Voici comment Henry LAURENS, professeur au Collège de France, spécialiste de l’histoire du monde arabo-musulman, décrit cet accord dans un article intitulé "Les ravages d’une guerre arbitraire. Comment l’Empire ottoman fut dépecé" (Le Monde Diplomatique, Avril 2003) :
Un certain nombre d’esprits romantiques du Caire, dont le plus célèbre sera T. E. Lawrence, le futur Lawrence d’Arabie, misent sur une renaissance arabe qui, fondée sur l’authenticité bédouine, se substituerait à la corruption ottomane et au levantinisme francophone. Ces bédouins, commandés par les fils de Hussein, les princes de la dynastie hachémite, accepteront naturellement une tutelle britannique « bienveillante ». Londres leur promet bien une « Arabie » indépendante, mais par rapport aux Ottomans. De leurs côtés, les Français veulent étendre leur « France du Levant » à l’intérieur des terres et construire ainsi une « grande Syrie » francophone, francophile et sous leur tutelle.
Comment fixer les limites entre l’Arabie britannique et la Syrie française ? La négociation est confiée au Français François Georges-Picot et à l’Anglais Mark Sykes.Elle dure plusieurs mois, reflétant l’évolution des rapports de forces, et se conclut en mai 1916 par un échange de lettres entre l’ambassadeur de France à Londres, Paul Cambon, et le secrétaire au Foreign Office, Edward Grey (2). Les Français administreront directement une zone allant du littoral syrien jusqu’à l’Anatolie ; la Palestine sera internationalisée (condominium franco-britannique de fait) ; la province irakienne de Basra et une enclave palestinienne autour de Haïfa seront placées sous administration directe des Britanniques ; les Etats arabes indépendants confiés aux Hachémites seront partagés en deux zones d’influence et de tutelle, l’une au nord confiée aux Français, l’autre au sud aux Britanniques. La ligne dite Sykes-Picot, qui divise le Proche-Orient, doit aussi permettre la construction d’un chemin de fer britannique de Bagdad à Haïfa. Russes et Italiens donnent leur approbation à cet accord, dont les Hachémites ne sont informés qu’en termes voilés et confus.
Durant l’été 2014, les islamistes de DAESH "abolissent" la frontière séparant l’Iraq de la Syrie, mettant ainsi symboliquement fin à cet accord de partage décidé un siècle plus tôt par les puissances occidentales.

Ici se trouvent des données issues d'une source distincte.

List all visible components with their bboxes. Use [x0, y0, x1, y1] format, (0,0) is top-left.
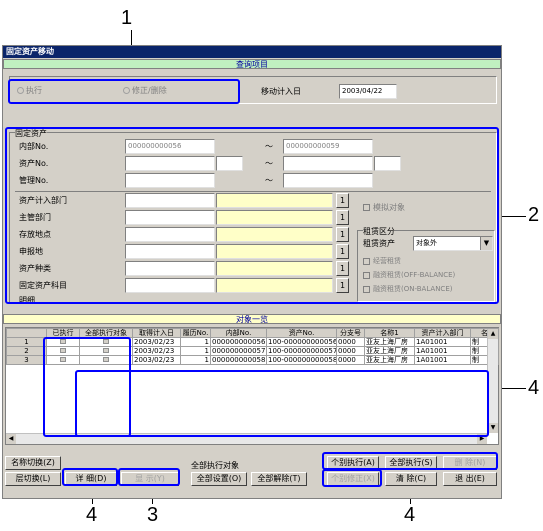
cell-hist: 1 — [180, 346, 211, 356]
cell-date: 2003/02/23 — [132, 355, 181, 365]
col-header[interactable]: 内部No. — [210, 328, 267, 338]
cell-asset: 100-000000000056 — [266, 337, 337, 347]
move-date-label: 移动计入日 — [261, 87, 301, 96]
callout-4-right: 4 — [528, 377, 540, 399]
scroll-up-icon[interactable]: ▲ — [488, 329, 498, 339]
name-switch-button[interactable]: 名称切换(Z) — [5, 456, 61, 470]
cell-date: 2003/02/23 — [132, 346, 181, 356]
corner-cell — [6, 328, 47, 338]
highlight-search-criteria — [5, 127, 499, 304]
cell-branch: 0000 — [336, 346, 365, 356]
callout-1: 1 — [121, 7, 133, 29]
all-set-button[interactable]: 全部设置(O) — [191, 472, 247, 486]
callout-4-bottom: 4 — [404, 504, 416, 526]
list-section-header: 对象一览 — [3, 314, 501, 324]
move-date-input[interactable]: 2003/04/22 — [339, 84, 397, 99]
cell-internal: 000000000057 — [210, 346, 267, 356]
col-header[interactable]: 取得计入日 — [132, 328, 181, 338]
cell-dept: 1A01001 — [414, 346, 471, 356]
cell-asset: 100-000000000057 — [266, 346, 337, 356]
highlight-display-button — [118, 468, 180, 486]
cell-name: 亚友上海厂房 — [364, 355, 415, 365]
cell-date: 2003/02/23 — [132, 337, 181, 347]
cell-hist: 1 — [180, 355, 211, 365]
cell-branch: 0000 — [336, 337, 365, 347]
row-number[interactable]: 1 — [6, 337, 47, 347]
callout-2: 2 — [528, 204, 540, 226]
highlight-mode-radio — [8, 79, 240, 104]
cell-internal: 000000000058 — [210, 355, 267, 365]
highlight-fix-button — [322, 469, 382, 487]
callout-3: 3 — [147, 504, 159, 526]
clear-button[interactable]: 清 除(C) — [385, 472, 437, 486]
cell-branch: 0000 — [336, 355, 365, 365]
callout-2-line — [500, 216, 526, 217]
highlight-detail-button — [62, 468, 118, 486]
cell-name: 亚友上海厂房 — [364, 346, 415, 356]
cell-dept: 1A01001 — [414, 355, 471, 365]
col-header[interactable]: 资产No. — [266, 328, 337, 338]
callout-4-left: 4 — [86, 504, 98, 526]
cell-asset: 100-000000000058 — [266, 355, 337, 365]
scroll-down-icon[interactable]: ▼ — [488, 423, 498, 433]
all-clear-button[interactable]: 全部解除(T) — [251, 472, 307, 486]
cell-name: 亚友上海厂房 — [364, 337, 415, 347]
row-number[interactable]: 3 — [6, 355, 47, 365]
highlight-action-buttons — [322, 452, 498, 470]
layer-switch-button[interactable]: 层切换(L) — [5, 472, 61, 486]
col-header[interactable]: 名称1 — [364, 328, 415, 338]
scroll-left-icon[interactable]: ◀ — [6, 434, 16, 444]
cell-dept: 1A01001 — [414, 337, 471, 347]
cell-internal: 000000000056 — [210, 337, 267, 347]
col-header[interactable]: 履历No. — [180, 328, 211, 338]
row-number[interactable]: 2 — [6, 346, 47, 356]
exit-button[interactable]: 退 出(E) — [443, 472, 497, 486]
col-header[interactable]: 资产计入部门 — [414, 328, 471, 338]
highlight-list-rows — [75, 370, 489, 437]
window-title: 固定资产移动 — [3, 46, 501, 58]
query-section-header: 查询项目 — [3, 59, 501, 69]
col-header[interactable]: 分支号 — [336, 328, 365, 338]
all-exec-target-label: 全部执行对象 — [191, 461, 239, 470]
cell-hist: 1 — [180, 337, 211, 347]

A l’occasion du centenaire de ces accords de partage - dont nul n’aurait parlé si le groupe islamiste DAESH ne l’avait pas remis en question -, les Cafés Histoire de l’association Thucydide ont eu le plaisir d’inviter Henry LAURENS pour venir évoquer une histoire qui fait l’actualité, et une actualité dont on ne pourrait pas comprendre le sens sans l’aide de l’histoire.